Foreclosure Moratoriums Extended for Properties Impacted by Hurricanes Helene and Milton

The Federal Housing Administration recently issued Mortgagee Letter 2024-25 to extend the foreclosure moratoriums for properties located in Federal Emergency Management Agency-designated areas impacted by Hurricanes Helene and Milton. The moratoriums will remain in effect through April 11, 2025. The Mortgagee Letter applies to all FHA Title II Single Family forward and Home Equity Conversion Mortgage programs.

HUD provides an automatic 90-day foreclosure moratorium beginning on the date the president declares that a major disaster area exists. Between September 28, 2024, and October 11, 2024, President Biden declared Florida, Georgia, North Carolina, South Carolina, Tennessee, and Virginia major disaster areas due to Hurricanes Helene and Milton.

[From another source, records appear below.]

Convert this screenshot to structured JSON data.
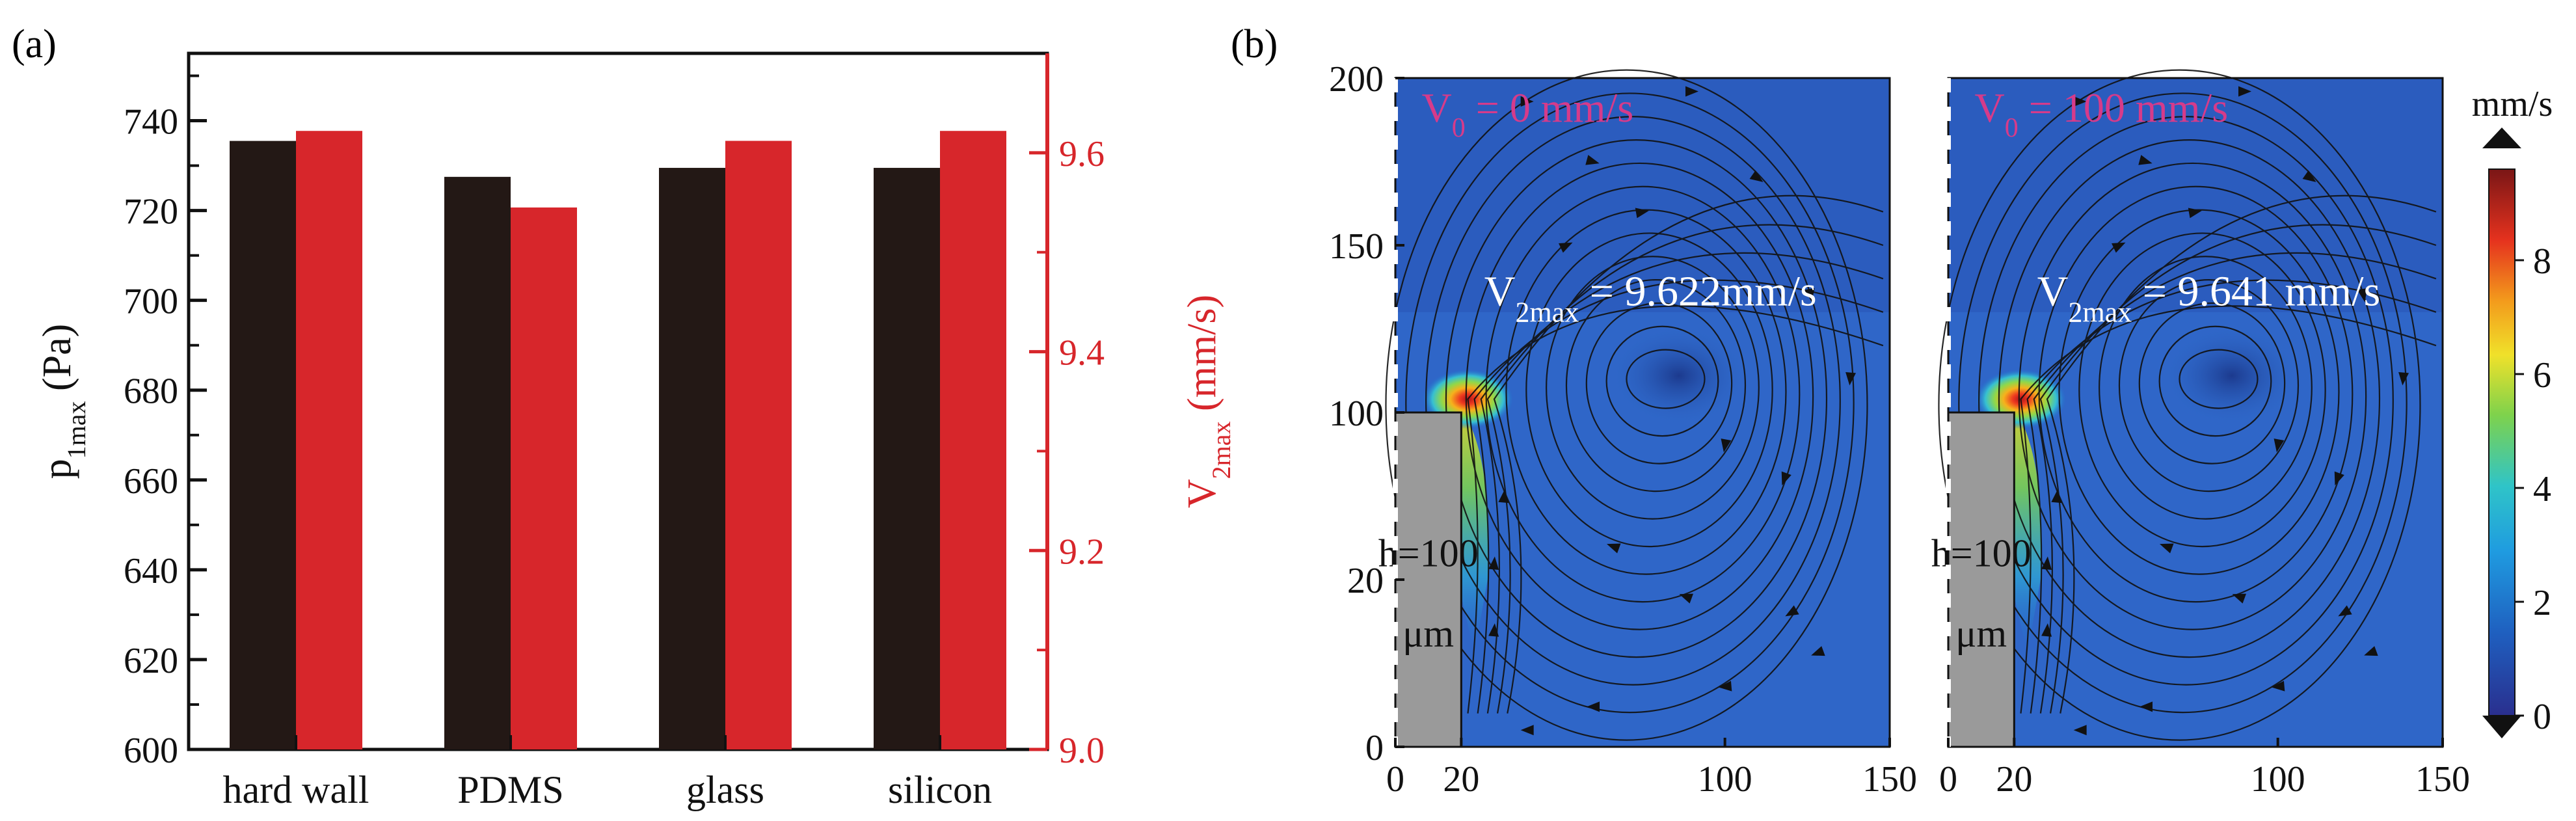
{
  "panels": {
    "a_label": "(a)",
    "b_label": "(b)"
  },
  "chart_data": [
    {
      "type": "bar",
      "panel": "(a)",
      "categories": [
        "hard wall",
        "PDMS",
        "glass",
        "silicon"
      ],
      "series": [
        {
          "name": "p1max",
          "axis": "left",
          "color": "#231815",
          "values": [
            735.5,
            727.5,
            729.5,
            729.5
          ]
        },
        {
          "name": "V2max",
          "axis": "right",
          "color": "#d7262b",
          "values": [
            9.622,
            9.545,
            9.612,
            9.622
          ]
        }
      ],
      "ylabel_left": {
        "main": "p",
        "sub": "1max",
        "rest": " (Pa)"
      },
      "ylabel_right": {
        "main": "V",
        "sub": "2max",
        "rest": " (mm/s)"
      },
      "ylim_left": [
        600,
        755
      ],
      "ylim_right": [
        9.0,
        9.7
      ],
      "left_ticks": [
        "600",
        "620",
        "640",
        "660",
        "680",
        "700",
        "720",
        "740"
      ],
      "right_ticks": [
        "9.0",
        "9.2",
        "9.4",
        "9.6"
      ],
      "left_tick_values": [
        600,
        620,
        640,
        660,
        680,
        700,
        720,
        740
      ],
      "right_tick_values": [
        9.0,
        9.2,
        9.4,
        9.6
      ]
    },
    {
      "type": "heatmap",
      "panel": "(b)",
      "subplots": [
        {
          "label_main": "V",
          "label_sub": "0",
          "label_rest": " = 0 mm/s",
          "vmax_main": "V",
          "vmax_sub": "2max",
          "vmax_rest": " = 9.622mm/s",
          "obstacle_l1": "h=100",
          "obstacle_l2": "μm"
        },
        {
          "label_main": "V",
          "label_sub": "0",
          "label_rest": " = 100 mm/s",
          "vmax_main": "V",
          "vmax_sub": "2max",
          "vmax_rest": " = 9.641 mm/s",
          "obstacle_l1": "h=100",
          "obstacle_l2": "μm"
        }
      ],
      "x_ticks": [
        "0",
        "20",
        "100",
        "150"
      ],
      "x_tick_values": [
        0,
        20,
        100,
        150
      ],
      "y_ticks": [
        "0",
        "20",
        "100",
        "150",
        "200"
      ],
      "y_tick_positions": [
        0,
        50,
        100,
        150,
        200
      ],
      "xlim": [
        0,
        150
      ],
      "ylim": [
        0,
        200
      ],
      "colorbar": {
        "unit": "mm/s",
        "ticks": [
          "0",
          "2",
          "4",
          "6",
          "8"
        ],
        "tick_values": [
          0,
          2,
          4,
          6,
          8
        ],
        "range": [
          0,
          9.6
        ]
      }
    }
  ]
}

Amicus brief(ly): This year's hurricane season was particularly tough on the Southeast, with Hurricanes Helene and Milton bringing serious devastation, especially in Florida and North Carolina. HUD's foreclosure moratorium is welcome for both servicers and affected homeowners who are still dealing with the impacts of those severe storms. As always, the government action here is a useful reminder to tune up your account servicing policies where they address national disasters and other hardships that make it difficult or impossible for homeowners to keep up with payments.


1 For the unfamiliar, an “Amicus Brief” is a legal brief submitted by an amicus curiae (friend of the court) in a case where the person or organization (the “friend”) submitting the brief is not a party to the case, but is allowed by the court to file the brief to share information or expertise that bears on the issues in the case.